To determine whether we have a clear view of the player, raycasts or sphere-casts are generally used from the camera's eye to various points on the player. If those raycasts hit something else before hitting the player, that means the player is occluded and the camera's position should be fixed—either orbited back to where it was before, moved closer to the player until the collision would no longer occur, or the intervening obstacles should get cutouts or other visual effects to allow the character's silhouette to remain visible. This writeup describes some of the major design decisions for follow cameras in the Unity3D setting, but the overall exposition is very effective.
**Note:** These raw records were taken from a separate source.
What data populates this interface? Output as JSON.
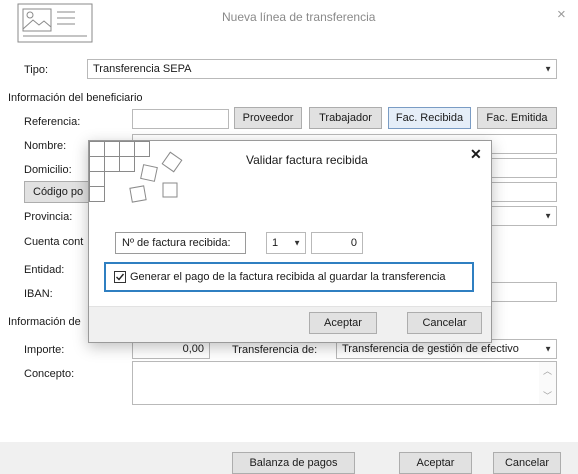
{
  "window": {
    "title": "Nueva línea de transferencia",
    "close_symbol": "×"
  },
  "tipo": {
    "label": "Tipo:",
    "value": "Transferencia SEPA"
  },
  "beneficiary": {
    "section_title": "Información del beneficiario",
    "referencia_label": "Referencia:",
    "nombre_label": "Nombre:",
    "domicilio_label": "Domicilio:",
    "codigo_button": "Código po",
    "provincia_label": "Provincia:",
    "cuenta_label": "Cuenta cont",
    "entidad_label": "Entidad:",
    "iban_label": "IBAN:",
    "buttons": {
      "proveedor": "Proveedor",
      "trabajador": "Trabajador",
      "fac_recibida": "Fac. Recibida",
      "fac_emitida": "Fac. Emitida"
    }
  },
  "operation": {
    "section_title": "Información de",
    "importe_label": "Importe:",
    "importe_value": "0,00",
    "transferencia_label": "Transferencia de:",
    "transferencia_value": "Transferencia de gestión de efectivo",
    "concepto_label": "Concepto:"
  },
  "footer": {
    "balanza": "Balanza de pagos",
    "aceptar": "Aceptar",
    "cancelar": "Cancelar"
  },
  "dialog": {
    "title": "Validar factura recibida",
    "close_symbol": "✕",
    "factura_label": "Nº de factura recibida:",
    "serie_value": "1",
    "numero_value": "0",
    "checkbox_label": "Generar el pago de la factura recibida al guardar la transferencia",
    "checkbox_checked": true,
    "aceptar": "Aceptar",
    "cancelar": "Cancelar"
  }
}
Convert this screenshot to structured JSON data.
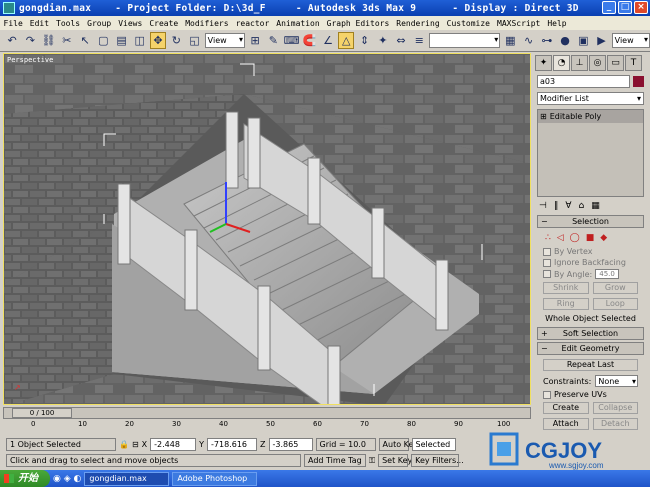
{
  "window": {
    "title": "gongdian.max    - Project Folder: D:\\3d_F     - Autodesk 3ds Max 9      - Display : Direct 3D"
  },
  "menu": [
    "File",
    "Edit",
    "Tools",
    "Group",
    "Views",
    "Create",
    "Modifiers",
    "reactor",
    "Animation",
    "Graph Editors",
    "Rendering",
    "Customize",
    "MAXScript",
    "Help"
  ],
  "toolbar": {
    "refcoord_label": "View",
    "named_sel_label": "View"
  },
  "viewport": {
    "label": "Perspective"
  },
  "command_panel": {
    "object_name": "a03",
    "object_color": "#8a1030",
    "modifier_list_label": "Modifier List",
    "stack_item": "Editable Poly",
    "selection_title": "Selection",
    "by_vertex": "By Vertex",
    "ignore_backfacing": "Ignore Backfacing",
    "by_angle": "By Angle:",
    "angle_value": "45.0",
    "shrink": "Shrink",
    "grow": "Grow",
    "ring": "Ring",
    "loop": "Loop",
    "whole_object": "Whole Object Selected",
    "soft_selection": "Soft Selection",
    "edit_geometry": "Edit Geometry",
    "repeat_last": "Repeat Last",
    "constraints_label": "Constraints:",
    "constraints_value": "None",
    "preserve_uvs": "Preserve UVs",
    "create": "Create",
    "collapse": "Collapse",
    "attach": "Attach",
    "detach": "Detach"
  },
  "timeline": {
    "frame_label": "0 / 100",
    "ticks": [
      "0",
      "10",
      "20",
      "30",
      "40",
      "50",
      "60",
      "70",
      "80",
      "90",
      "100"
    ]
  },
  "status": {
    "selection": "1 Object Selected",
    "x_label": "X",
    "x_value": "-2.448",
    "y_label": "Y",
    "y_value": "-718.616",
    "z_label": "Z",
    "z_value": "-3.865",
    "grid": "Grid = 10.0",
    "auto_key": "Auto Key",
    "selected": "Selected",
    "prompt": "Click and drag to select and move objects",
    "add_time_tag": "Add Time Tag",
    "set_key": "Set Key",
    "key_filters": "Key Filters..."
  },
  "taskbar": {
    "start_label": "开始",
    "tasks": [
      "gongdian.max",
      "Adobe Photoshop"
    ]
  },
  "watermark": {
    "brand": "CGJOY",
    "url": "www.sgjoy.com"
  }
}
A quick efficiency aside: since a raycast is as expensive as gathering collision contacts, it's worthwhile to have one stage of processing that determines what raycasts will be necessary during a frame, then conduct the raycasts in a separate step, and then allow interested entities to process the results of those raycasts in a third step. This way we limit the number of trips through the collision geometry and keep the cache happy.

Other Thoughts on Cameras

There are many more types of cameras that we haven't explored in depth. A fly camera is like a first-person camera, but allows for translational movement as well as rotation. Top-down or birds-eye-view cameras, orthographic cameras with an elevated angle (so-called isometric), and more are appropriate for different types of games. Camera design is also essential for 2D games, though we mostly ignored it earlier.

Camera design is game design, so one of the best venues for publications on the topic is the Game Developers' Conference. If you're interested in cameras I can recommend the classic GDC talk 50 camera mistakes. When your game has many types of cameras in it, composing lots of cameras becomes a challenge—but it is really key to cinematic third-person games. It's not uncommon to have dedicated camera programmers. Finally, camera special effects can be a very helpful polish tool for establishing game feel.

Today's Lab: Camera Cloning

Today's lab will have a reverse-engineering component and a relatively small programming component. We'll do it in project teams.

First, work with two partners to find three game cameras that are interesting and that are different from the provided basic FPCamera and OrbitCamera examples. They should be games you can play and experiment with. They don't have to be 3D games but at least one should be.

Second, describe in fine detail how each these cameras work with respect to the camera's position and orientation, the character's movement, the player's control over the camera, and the larger environment they're in. This description should be sufficient to produce an implementation of the camera for someone who hasn't played the game you're talking about. Take note of what input data are necessary for these cameras and how they depend on context.

Finally, pick one of these camera types and implement it using frenderer or your own engine/renderer. If it requires collision detection or ray casting, try to implement or fake that too! Basic ray-plane and ray-sphere collision code is in chapter 5 of Real-Time Collision Detection and you can find code online as well (or next week's collision notes). Efficiency isn't too much of a concern at this point. Be sure that you make necessary changes both to how the player moves and to how the camera moves! Player character, camera, and controls aren't really fully separable notions, so don't forget that they all contribute to a gameplay experience!